In my neighborhood last year, the average temperature was 2.1 degrees above normal. That’s not much of a surprise since scientists called 2015 the hottest year on record. How hot was it in your neck of the woods? You can use this NYT interactive tool to find out.

+ Looking at past weather is a lot easier than forecasting its future. Remember that epic El Niño that dominated headlines for months in California and other drought-stricken states? Well, it might not be that big after all, and it could be followed by extremely dry conditions. (Or, you know, not.)


Pod Racers

Podcasts are clearly getting more popular. But will they be the next massive media business? Possibly, but it could take awhile.

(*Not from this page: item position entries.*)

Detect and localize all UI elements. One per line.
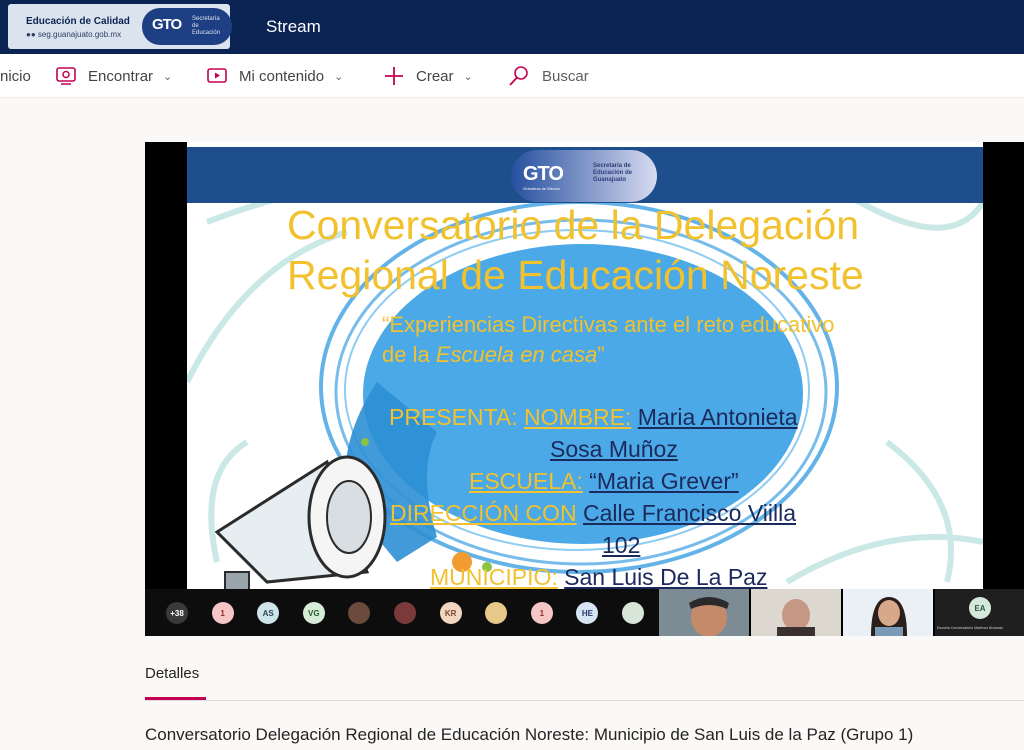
gto-logo: GTO Secretaría de Educación	[142, 8, 232, 45]
participant-avatar: EA	[969, 597, 991, 619]
brand-title: Educación de Calidad	[26, 16, 130, 27]
encontrar-menu[interactable]: Encontrar ⌄	[56, 66, 172, 86]
gto-badge-logo: GTO Grandeza de México Secretaría de Edu…	[511, 150, 657, 202]
brand-logo-banner[interactable]: Educación de Calidad ●● seg.guanajuato.g…	[8, 4, 232, 49]
chevron-down-icon: ⌄	[163, 70, 173, 83]
brand-url: ●● seg.guanajuato.gob.mx	[26, 30, 122, 39]
mi-contenido-menu[interactable]: Mi contenido ⌄	[207, 66, 343, 86]
mi-contenido-label: Mi contenido	[239, 67, 325, 85]
participant-video-tile[interactable]	[843, 589, 933, 636]
participant-face-icon	[843, 589, 933, 636]
command-bar: nicio Encontrar ⌄ Mi contenido ⌄ Crear ⌄…	[0, 54, 1024, 98]
direccion-line: DIRECCIÓN CON Calle Francisco Viilla	[390, 500, 796, 526]
participant-strip: +38 1 AS VG KR 1 HE	[145, 589, 659, 636]
participant-avatar[interactable]	[394, 602, 416, 624]
presenta-line: PRESENTA: NOMBRE: Maria Antonieta	[389, 404, 798, 430]
video-player[interactable]: GTO Grandeza de México Secretaría de Edu…	[145, 142, 1024, 636]
search-box[interactable]: Buscar	[508, 66, 589, 86]
app-title[interactable]: Stream	[266, 17, 321, 37]
slide-title: Conversatorio de la Delegación Regional …	[287, 202, 864, 298]
escuela-line: ESCUELA: “Maria Grever”	[469, 468, 739, 494]
participant-avatar[interactable]: VG	[302, 602, 325, 624]
tab-divider	[145, 700, 1024, 701]
discover-icon	[56, 67, 76, 85]
chevron-down-icon: ⌄	[463, 70, 473, 83]
participant-name: Escuela Conversatorio Martínez Alvarado	[937, 626, 1004, 630]
participant-avatar[interactable]: +38	[166, 602, 188, 624]
direccion-line-2: 102	[602, 532, 641, 558]
participant-avatar[interactable]: AS	[257, 602, 280, 624]
crear-menu[interactable]: Crear ⌄	[384, 66, 473, 86]
participant-avatar[interactable]: KR	[439, 602, 462, 624]
chevron-down-icon: ⌄	[334, 70, 344, 83]
participant-avatar[interactable]: HE	[576, 602, 599, 624]
participant-face-icon	[751, 589, 841, 636]
video-title: Conversatorio Delegación Regional de Edu…	[145, 725, 914, 744]
participant-face-icon	[659, 589, 749, 636]
tab-detalles[interactable]: Detalles	[145, 665, 199, 682]
inicio-link[interactable]: nicio	[0, 66, 31, 86]
search-icon	[509, 66, 528, 86]
participant-tile-ea[interactable]: EA Escuela Conversatorio Martínez Alvara…	[935, 589, 1024, 636]
search-placeholder: Buscar	[542, 67, 589, 85]
participant-video-tile[interactable]	[659, 589, 749, 636]
participant-video-tile[interactable]	[751, 589, 841, 636]
crear-label: Crear	[416, 67, 454, 85]
encontrar-label: Encontrar	[88, 67, 154, 85]
plus-icon	[385, 67, 403, 85]
inicio-label: nicio	[0, 67, 31, 85]
participant-avatar[interactable]: 1	[211, 602, 234, 624]
top-navigation-bar: Educación de Calidad ●● seg.guanajuato.g…	[0, 0, 1024, 54]
municipio-line: MUNICIPIO: San Luis De La Paz	[430, 564, 768, 589]
my-content-icon	[207, 68, 227, 83]
presentation-slide: GTO Grandeza de México Secretaría de Edu…	[187, 142, 983, 589]
nombre-line-2: Sosa Muñoz	[550, 436, 678, 462]
slide-subtitle: “Experiencias Directivas ante el reto ed…	[382, 312, 835, 367]
participant-avatar[interactable]	[622, 602, 644, 624]
participant-avatar[interactable]	[348, 602, 371, 624]
participant-avatar[interactable]: 1	[530, 602, 553, 624]
participant-avatar[interactable]	[485, 602, 508, 624]
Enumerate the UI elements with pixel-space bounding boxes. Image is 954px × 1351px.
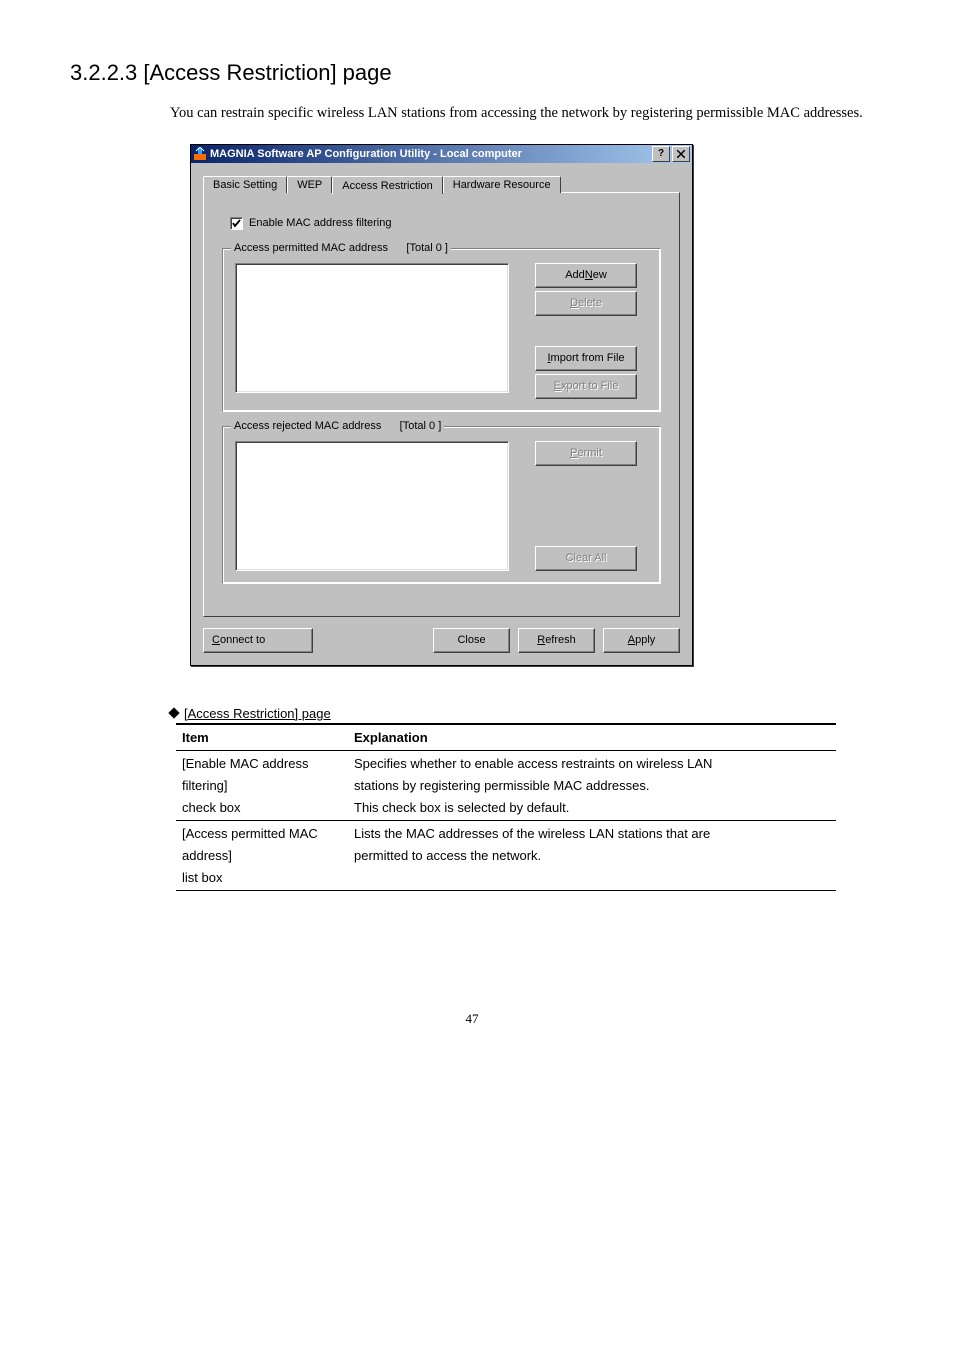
cell-explanation: stations by registering permissible MAC … bbox=[348, 773, 836, 795]
table-caption: [Access Restriction] page bbox=[184, 706, 331, 721]
intro-text: You can restrain specific wireless LAN s… bbox=[170, 104, 874, 124]
permitted-listbox[interactable] bbox=[235, 263, 509, 393]
permitted-groupbox: Access permitted MAC address [Total 0 ] … bbox=[222, 248, 661, 412]
rejected-button-column: Permit Clear All bbox=[535, 441, 637, 571]
cell-explanation: Specifies whether to enable access restr… bbox=[348, 750, 836, 773]
cell-item: address] bbox=[176, 843, 348, 865]
close-button[interactable]: Close bbox=[433, 628, 510, 653]
enable-filtering-row: Enable MAC address filtering bbox=[230, 217, 661, 230]
section-heading: 3.2.2.3 [Access Restriction] page bbox=[70, 60, 874, 86]
cell-item: list box bbox=[176, 865, 348, 891]
table-row: [Enable MAC address Specifies whether to… bbox=[176, 750, 836, 773]
import-from-file-button[interactable]: Import from File bbox=[535, 346, 637, 371]
apply-button[interactable]: Apply bbox=[603, 628, 680, 653]
table-caption-row: [Access Restriction] page bbox=[170, 706, 874, 721]
table-row: [Access permitted MAC Lists the MAC addr… bbox=[176, 820, 836, 843]
add-new-button[interactable]: Add New bbox=[535, 263, 637, 288]
refresh-button[interactable]: Refresh bbox=[518, 628, 595, 653]
table-row: address] permitted to access the network… bbox=[176, 843, 836, 865]
tab-access-restriction[interactable]: Access Restriction bbox=[332, 176, 442, 194]
permitted-legend: Access permitted MAC address [Total 0 ] bbox=[231, 242, 451, 254]
cell-explanation: This check box is selected by default. bbox=[348, 795, 836, 821]
enable-filtering-label: Enable MAC address filtering bbox=[249, 217, 391, 229]
clear-all-button: Clear All bbox=[535, 546, 637, 571]
app-window: MAGNIA Software AP Configuration Utility… bbox=[190, 144, 693, 666]
help-button[interactable]: ? bbox=[652, 146, 670, 162]
bottom-button-row: Connect to Close Refresh Apply bbox=[203, 628, 680, 653]
tab-wep[interactable]: WEP bbox=[287, 176, 332, 193]
tab-panel: Enable MAC address filtering Access perm… bbox=[203, 192, 680, 617]
th-item: Item bbox=[176, 724, 348, 751]
export-to-file-button: Export to File bbox=[535, 374, 637, 399]
delete-button: Delete bbox=[535, 291, 637, 316]
cell-item: check box bbox=[176, 795, 348, 821]
rejected-legend: Access rejected MAC address [Total 0 ] bbox=[231, 420, 444, 432]
rejected-listbox[interactable] bbox=[235, 441, 509, 571]
enable-filtering-checkbox[interactable] bbox=[230, 217, 243, 230]
cell-item: filtering] bbox=[176, 773, 348, 795]
table-row: list box bbox=[176, 865, 836, 891]
tab-strip: Basic Setting WEP Access Restriction Har… bbox=[203, 173, 680, 193]
permitted-button-column: Add New Delete Import from File Export t… bbox=[535, 263, 637, 399]
cell-item: [Enable MAC address bbox=[176, 750, 348, 773]
cell-explanation: Lists the MAC addresses of the wireless … bbox=[348, 820, 836, 843]
table-row: filtering] stations by registering permi… bbox=[176, 773, 836, 795]
tab-basic-setting[interactable]: Basic Setting bbox=[203, 176, 287, 193]
diamond-bullet-icon bbox=[168, 707, 179, 718]
window-title: MAGNIA Software AP Configuration Utility… bbox=[210, 148, 650, 160]
close-window-button[interactable] bbox=[672, 146, 690, 162]
titlebar: MAGNIA Software AP Configuration Utility… bbox=[191, 145, 692, 163]
app-icon bbox=[193, 147, 207, 161]
tab-hardware-resource[interactable]: Hardware Resource bbox=[443, 176, 561, 193]
cell-explanation bbox=[348, 865, 836, 891]
page-number: 47 bbox=[70, 1011, 874, 1027]
cell-explanation: permitted to access the network. bbox=[348, 843, 836, 865]
client-area: Basic Setting WEP Access Restriction Har… bbox=[191, 163, 692, 665]
rejected-groupbox: Access rejected MAC address [Total 0 ] P… bbox=[222, 426, 661, 584]
th-explanation: Explanation bbox=[348, 724, 836, 751]
permit-button: Permit bbox=[535, 441, 637, 466]
explanation-table: Item Explanation [Enable MAC address Spe… bbox=[176, 723, 836, 891]
connect-to-button[interactable]: Connect to bbox=[203, 628, 313, 653]
screenshot-container: MAGNIA Software AP Configuration Utility… bbox=[190, 144, 874, 666]
table-row: check box This check box is selected by … bbox=[176, 795, 836, 821]
cell-item: [Access permitted MAC bbox=[176, 820, 348, 843]
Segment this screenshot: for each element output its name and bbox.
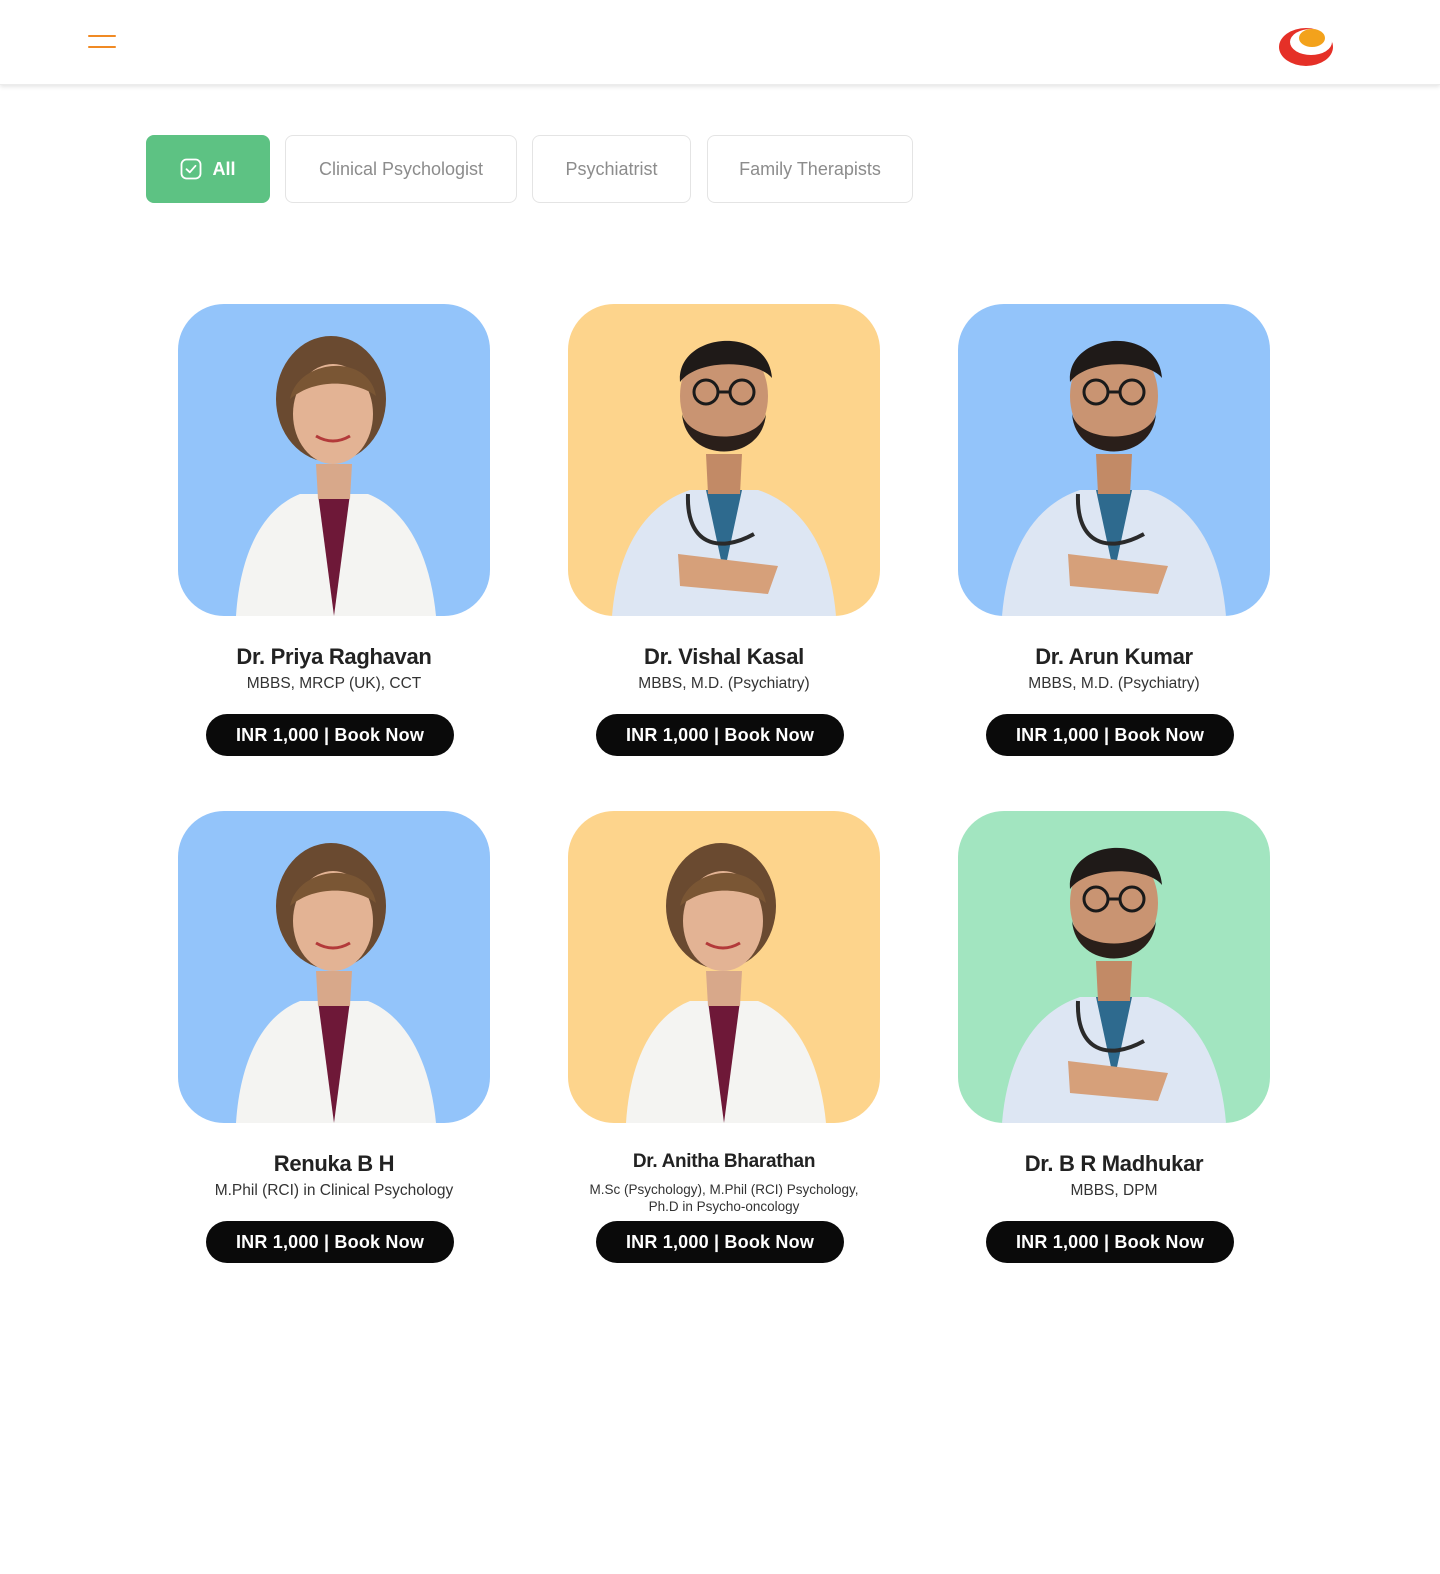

Consider that “advertisers are expected to spend about $35.1 million on podcasts this year, up about 2% from last year.” That’s barely enough to be split among Squarespace and MailChimp. The key issue is that the industry needs to do some catching up when it comes to audience measurement and reach. There is another factor that could limit the fruits of the podcast revolution to a fortunate few broadcasts: There are only so many hours in day and between binge watching TV and opening a few hundred tabs, many of those hours are already spoken for.


Harper Leaves

“Few people in the world could claim to really understand Harper Lee.” The elusive author of To Kill a Mockingbird has died at the age of 89.

+ LA Times: 46 times To Kill a Mockingbird echoed through pop culture.


Left Out in the Cold

“When Attwood tried to cancel the order, he says he was told he would lose the $123.60 as a cancellation fee, a stipulation specified in the site’s surreal list of terms and conditions, which also prohibited reselling items to ‘your Russian cousin’ and compared any errors in prices or photos to a cat named Misse having an accident.” Outside Magazine goes in search of the husband-and-wife team behind the Internet’s most infuriating outdoor retailer.


Bottom of the News

Next time you complain to your kids that you had to walk to school in the snow, uphill both ways, watch out. They might come back with a video of these Nepalese kids who have a commute worth noting.

+ Quartz: The highly profitable, deeply adorable, and emotionally fraught world of Instagram’s famous animals. (It won’t be long before the cats unionize.)

+ A pretty interesting comedian opened for Jerry Seinfeld the other night: Steve Martin. It’s been 35 years since his last standup gig.